Planes are more crowded and fees seem to keep rising, but travel experts say ticket prices aren't shooting up this year, and with a little planning, you can fly affordably this holiday season.

“Our data shows ticket prices for Thanksgiving up about 1 percent compared to last year, which is less than inflation,” Rick Seaney, CEO of FareCompare.com, wrote in an email.

But cheaper air travel might mean taking flights at odd times or off-peak days, and even choosing flights to and from outlying cities instead of your final destination.

Don't bank on getting a guaranteed overhead bin. While planes are usually full around Thanksgiving and Christmas, federal data show how dramatically “load factors” — the percentage of seats full — have grown in recent years as carriers keep a lid on capacity.

In 2003, for example, domestic US Airways flights originating from Charlotte, N.C., were 71 percent full in November and 70 percent full in December. Last year, US Airways planes from Charlotte were 87 percent and 86 percent full in November and December, respectively.

Here's advice from two airfare experts on how to fly affordably:

Airlines price every seat as a function of supply and demand, and there's a lot less demand on some days than others. For example, most people want to leave Wednesday night before Thanksgiving and fly home the Sunday after, making these the most expensive days to fly.

If you're willing to give up some family time, flying on Thanksgiving Day and returning Saturday, you can possibly save hundreds of dollars. If you can tolerate a longer dose of your family and fly on the Monday before Thanksgiving with a return trip the Tuesday after, you also can save big.

“Usually Tuesday, Wednesday and Saturday are the cheapest days to travel,” said George Hobica, founder of AirfareWatchdog.com.

“Everybody suggests that, but people forget,” Hobica said of the old trick of flying from a nearby, smaller airport instead of a closer hub.

“The main advice is to look constantly,” Hobica said.

He tells people to keep windows open on their browser and hit “refresh” often throughout the day to see whether the price of a flight changes.

Undeclared sales can last for only a few hours on each route. One seat at a lower fare class could open up because of a canceled reservation.

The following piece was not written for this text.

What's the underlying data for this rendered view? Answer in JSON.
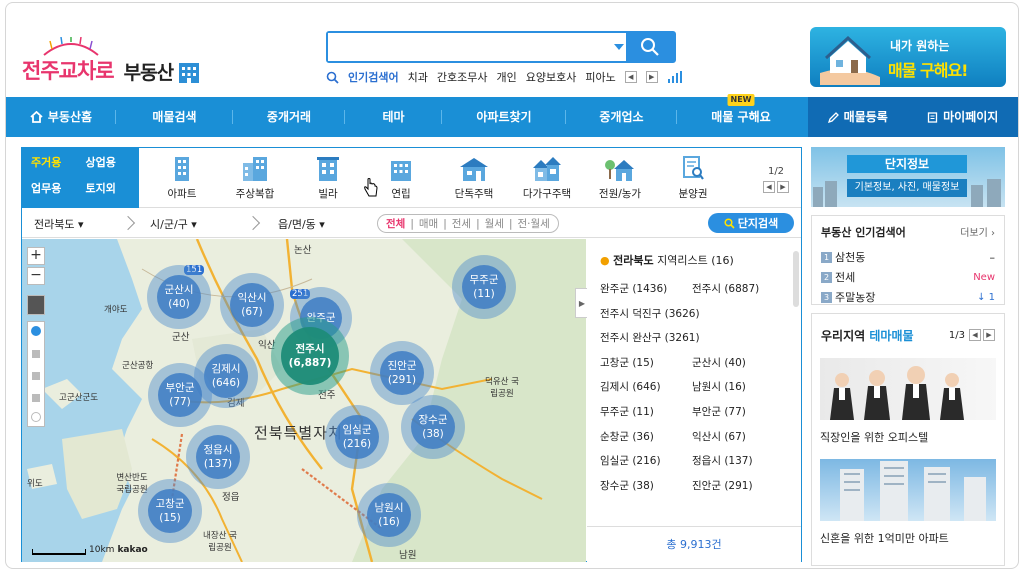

Hobica also advises people to look on the airlines' websites, not just flight aggregators such as Kayak and Orbitz. Some airlines, such as Southwest, offer bookings only on their own sites. And an airline's website will always have the most up-to-date information, Hobica said, because the travel websites have to crawl the airline's websites to get their data.

There's no perfect time to book before a flight, Hobica said.

“To presume there's a magic time, like 60 days ahead, that's ridiculous,” he said.

If you spot a deal — or even what you think is a reasonable fare — book it fast, Hobica said. You're not likely to get anything better by holding out, and you could lose your seat.

“If you look on Kayak and you see United is charging $300 and everyone else is charging $500, I'd definitely book,” Hobica said. “If you see something that looks good or reasonable, I wouldn't hesitate to buy it.”

Seaney said you can figure on adding $5 to the price of your flight for each day you wait to book between now and November.

On the other hand, if every flight you can find is too expensive for you to afford — or if the prices are so high you're considering driving instead — don't give up. Instead, consider waiting a bit, Hobica said.

“Sometimes, two weeks before the holidays the airlines relent and lower fares,” he said. “If you simply couldn't afford an $800 fare, you have nothing to lose if you wait and look a couple weeks before.

“That said, you'll be leaving on the 6 a.m. flight.”

Airline pricing is a phenomenally complicated business, with millions of seats priced and repriced constantly based on availability, demand and competition.

“They're changing constantly,” Hobica said of airfares, which might be parceled out in 20 price classes for different blocks of seats on every plane. “They adjust the number of seats available in all fare classes throughout the day.”

In the end, Hobica said, there's no way to game the system. The best advice he has is dogged persistence.

“There's no magic bullet,” Hobica said. “You can't second-guess these people.”